Two Lives, Deeply Connected

Analysts frequently presented her twin professions as wholly divided: the pioneering creator in one sphere, the medical illustrator who paid the bills on the other. “I have always believed that those two personalities were deeply, deeply connected,” states a scholar. “You can’t work for 35 years in the Institute of Anatomy from early morning to mid-afternoon and remain untouched by the environment.”

Anatomical Echoes in Geometric Shapes

What makes a current exhibition particularly revelatory is how it maps these clinical themes through works that, at first glance, seem entirely abstract. Around 1985, she made a collection of angular works – trapeziums, as they came to be known. Art writers grouped them with the popular geometric abstraction trend. But the truth was discovered only years later, while examining her personal papers.

“I inquired, how are these shapes created?” recalls a friend. “Her response was straightforward: it's a human face.” Those characteristic colours – known among associates as her personal red and blue – were identical tints she’d been using to illustrate the two main arteries of the neck in a manual for surgical anatomy employed throughout European medical schools. “It became clear those hues emerged concurrently,” the account notes. The geometric abstractions were, in fact, highly stylised human bodies – executed alongside her daily technical illustration work.

Shifting to Natural Materials

During the transition into the 1980s, the artist's work shifted direction again. She initiated works using wood lashed with straps. She positioned gatherings of osseous material, floral remains, seasonings and cinders. Questioned about the move to natural substances, Schubert explained that art “was completely desiccated in the concept”. She was driven to cross lines – to work with actual decaying material as an answer to conceptually sterile work.

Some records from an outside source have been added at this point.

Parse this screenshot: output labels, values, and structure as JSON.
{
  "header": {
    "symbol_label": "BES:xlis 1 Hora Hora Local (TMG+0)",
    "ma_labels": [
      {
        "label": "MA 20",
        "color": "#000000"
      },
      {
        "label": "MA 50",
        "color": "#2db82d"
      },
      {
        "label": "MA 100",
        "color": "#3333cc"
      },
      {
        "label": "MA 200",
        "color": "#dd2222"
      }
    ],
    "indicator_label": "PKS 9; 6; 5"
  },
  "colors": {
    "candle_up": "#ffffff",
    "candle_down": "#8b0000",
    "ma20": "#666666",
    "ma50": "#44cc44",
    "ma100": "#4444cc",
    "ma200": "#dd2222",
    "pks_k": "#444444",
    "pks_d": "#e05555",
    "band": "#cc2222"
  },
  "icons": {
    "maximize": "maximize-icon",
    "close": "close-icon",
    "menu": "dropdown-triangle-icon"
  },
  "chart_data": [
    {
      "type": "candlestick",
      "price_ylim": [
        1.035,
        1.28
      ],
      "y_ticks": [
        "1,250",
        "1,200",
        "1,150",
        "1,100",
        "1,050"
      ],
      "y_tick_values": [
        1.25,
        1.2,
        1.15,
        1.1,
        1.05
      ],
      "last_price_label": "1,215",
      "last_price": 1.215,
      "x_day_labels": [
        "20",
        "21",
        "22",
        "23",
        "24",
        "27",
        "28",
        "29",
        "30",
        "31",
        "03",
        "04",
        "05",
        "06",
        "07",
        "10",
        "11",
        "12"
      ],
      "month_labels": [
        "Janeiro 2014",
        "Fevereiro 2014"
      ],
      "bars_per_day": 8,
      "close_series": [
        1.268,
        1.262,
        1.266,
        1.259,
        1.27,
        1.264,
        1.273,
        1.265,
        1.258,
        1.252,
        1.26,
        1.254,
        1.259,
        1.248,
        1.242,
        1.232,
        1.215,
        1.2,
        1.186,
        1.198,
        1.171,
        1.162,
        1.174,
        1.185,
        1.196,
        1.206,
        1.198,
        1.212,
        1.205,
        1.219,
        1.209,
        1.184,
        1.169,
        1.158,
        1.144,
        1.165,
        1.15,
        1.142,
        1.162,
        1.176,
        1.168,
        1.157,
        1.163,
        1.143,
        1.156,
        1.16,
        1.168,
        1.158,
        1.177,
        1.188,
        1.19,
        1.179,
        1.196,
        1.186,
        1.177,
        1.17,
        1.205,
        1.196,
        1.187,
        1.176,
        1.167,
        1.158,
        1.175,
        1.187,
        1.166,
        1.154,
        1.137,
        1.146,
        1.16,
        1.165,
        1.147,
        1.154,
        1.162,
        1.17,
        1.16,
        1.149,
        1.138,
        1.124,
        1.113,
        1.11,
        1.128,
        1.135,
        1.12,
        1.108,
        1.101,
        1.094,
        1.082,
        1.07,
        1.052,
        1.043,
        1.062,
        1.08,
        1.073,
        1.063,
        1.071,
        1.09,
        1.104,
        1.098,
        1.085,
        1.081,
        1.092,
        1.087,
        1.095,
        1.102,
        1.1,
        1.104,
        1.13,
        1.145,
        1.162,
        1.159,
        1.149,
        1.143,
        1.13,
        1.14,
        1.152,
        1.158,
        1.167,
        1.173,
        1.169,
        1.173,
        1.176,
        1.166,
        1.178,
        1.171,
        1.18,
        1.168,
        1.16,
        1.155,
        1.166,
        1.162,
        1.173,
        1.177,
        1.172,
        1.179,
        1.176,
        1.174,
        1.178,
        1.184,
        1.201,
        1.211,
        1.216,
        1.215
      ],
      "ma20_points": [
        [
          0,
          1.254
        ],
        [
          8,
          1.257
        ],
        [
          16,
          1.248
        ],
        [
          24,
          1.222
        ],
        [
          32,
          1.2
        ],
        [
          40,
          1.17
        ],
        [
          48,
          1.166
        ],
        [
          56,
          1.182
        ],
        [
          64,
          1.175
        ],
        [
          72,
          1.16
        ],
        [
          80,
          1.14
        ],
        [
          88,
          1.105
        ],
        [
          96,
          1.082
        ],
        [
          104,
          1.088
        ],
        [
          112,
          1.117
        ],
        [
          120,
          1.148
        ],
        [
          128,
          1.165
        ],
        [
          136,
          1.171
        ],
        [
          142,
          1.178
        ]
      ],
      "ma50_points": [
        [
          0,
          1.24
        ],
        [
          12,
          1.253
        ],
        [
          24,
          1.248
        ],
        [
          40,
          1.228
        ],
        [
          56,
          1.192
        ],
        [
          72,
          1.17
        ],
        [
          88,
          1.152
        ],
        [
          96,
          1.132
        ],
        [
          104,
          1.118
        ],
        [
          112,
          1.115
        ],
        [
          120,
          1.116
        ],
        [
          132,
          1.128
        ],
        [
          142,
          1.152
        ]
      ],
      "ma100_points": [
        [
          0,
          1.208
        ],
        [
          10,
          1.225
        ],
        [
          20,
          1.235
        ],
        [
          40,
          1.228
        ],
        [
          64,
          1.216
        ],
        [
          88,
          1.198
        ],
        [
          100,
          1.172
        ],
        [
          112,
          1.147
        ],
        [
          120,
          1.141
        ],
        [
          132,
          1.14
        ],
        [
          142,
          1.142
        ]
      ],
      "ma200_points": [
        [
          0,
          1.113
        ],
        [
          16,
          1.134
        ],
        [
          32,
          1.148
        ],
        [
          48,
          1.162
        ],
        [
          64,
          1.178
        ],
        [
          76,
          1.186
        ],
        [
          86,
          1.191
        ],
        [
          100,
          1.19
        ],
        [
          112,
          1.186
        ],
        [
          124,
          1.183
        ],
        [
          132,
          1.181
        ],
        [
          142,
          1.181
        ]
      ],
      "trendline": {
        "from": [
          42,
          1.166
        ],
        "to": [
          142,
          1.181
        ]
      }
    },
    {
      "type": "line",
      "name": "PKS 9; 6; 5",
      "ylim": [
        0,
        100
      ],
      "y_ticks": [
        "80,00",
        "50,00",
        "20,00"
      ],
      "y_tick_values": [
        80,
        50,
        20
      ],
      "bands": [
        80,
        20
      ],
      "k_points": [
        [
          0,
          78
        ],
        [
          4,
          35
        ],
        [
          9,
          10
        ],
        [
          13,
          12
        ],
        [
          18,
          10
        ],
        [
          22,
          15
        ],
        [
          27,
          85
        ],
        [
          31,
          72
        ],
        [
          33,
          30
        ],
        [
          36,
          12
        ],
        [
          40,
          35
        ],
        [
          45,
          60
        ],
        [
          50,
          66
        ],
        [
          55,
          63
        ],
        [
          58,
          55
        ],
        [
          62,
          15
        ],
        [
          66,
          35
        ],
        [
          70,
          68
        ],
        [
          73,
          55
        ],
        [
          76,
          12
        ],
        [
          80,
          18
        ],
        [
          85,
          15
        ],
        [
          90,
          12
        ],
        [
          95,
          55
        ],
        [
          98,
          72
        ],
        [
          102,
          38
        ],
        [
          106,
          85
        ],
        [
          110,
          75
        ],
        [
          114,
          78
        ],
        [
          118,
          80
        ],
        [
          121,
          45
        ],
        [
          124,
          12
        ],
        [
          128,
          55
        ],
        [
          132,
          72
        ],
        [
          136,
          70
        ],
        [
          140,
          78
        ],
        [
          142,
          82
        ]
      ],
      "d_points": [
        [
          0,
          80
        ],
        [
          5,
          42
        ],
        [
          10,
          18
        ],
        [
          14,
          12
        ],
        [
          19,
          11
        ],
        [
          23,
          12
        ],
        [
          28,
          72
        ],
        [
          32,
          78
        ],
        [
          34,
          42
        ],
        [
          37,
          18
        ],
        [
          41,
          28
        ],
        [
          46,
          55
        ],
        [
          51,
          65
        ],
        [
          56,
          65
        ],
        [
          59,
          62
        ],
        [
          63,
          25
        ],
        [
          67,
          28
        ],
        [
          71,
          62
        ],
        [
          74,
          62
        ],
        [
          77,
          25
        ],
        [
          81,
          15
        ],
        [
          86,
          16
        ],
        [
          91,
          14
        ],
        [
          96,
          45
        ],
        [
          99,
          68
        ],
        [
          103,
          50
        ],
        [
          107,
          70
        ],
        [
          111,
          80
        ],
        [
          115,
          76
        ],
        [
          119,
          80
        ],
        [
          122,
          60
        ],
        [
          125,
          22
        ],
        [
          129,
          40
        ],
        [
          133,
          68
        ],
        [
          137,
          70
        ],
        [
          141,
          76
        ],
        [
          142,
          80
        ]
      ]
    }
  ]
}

A 1979 piece entitled 100 Roses, involved her removing petals from a hundred blooms. She wove the stems into circles on the ground with the leaves and petals arranged inside. When observed in a curatorial context, it still held its power – the organic matter now fully desiccated yet astonishingly whole. “The aroma remains,” one observer marvels. “The colour is still there.”

A Practitioner of Secrecy

“I always want to be mysterious, not to reveal what I’m doing,” she revealed in terminal-year interviews. Mystery was her method. She would sometimes exhibit fake works concealing genuine artworks beneath her bed. She eliminated select sketches, keeping merely autographed copies. Although she participated in global art events and receiving acclaim as an innovator, she conducted hardly any media talks and her art was predominantly unrecognized abroad. An ongoing display represents the initial large-scale presentation of her work internationally.

Confronting the Violence of War

The 1990s arrived, bringing the Yugoslav Wars. Violence reached Zagreb itself. Schubert responded with a series of collages. She pasted newspaper photographs and text directly on to board. She reproduced and magnified them. Then she obscured the surface with paint – dark stripes akin to product codes. {Geometric forms obscured the images beneath|Angular shapes hid the pictures below|

David Anthony
David Anthony

A former casino dealer turned gambling analyst, specializing in slot machine mechanics and responsible gaming practices.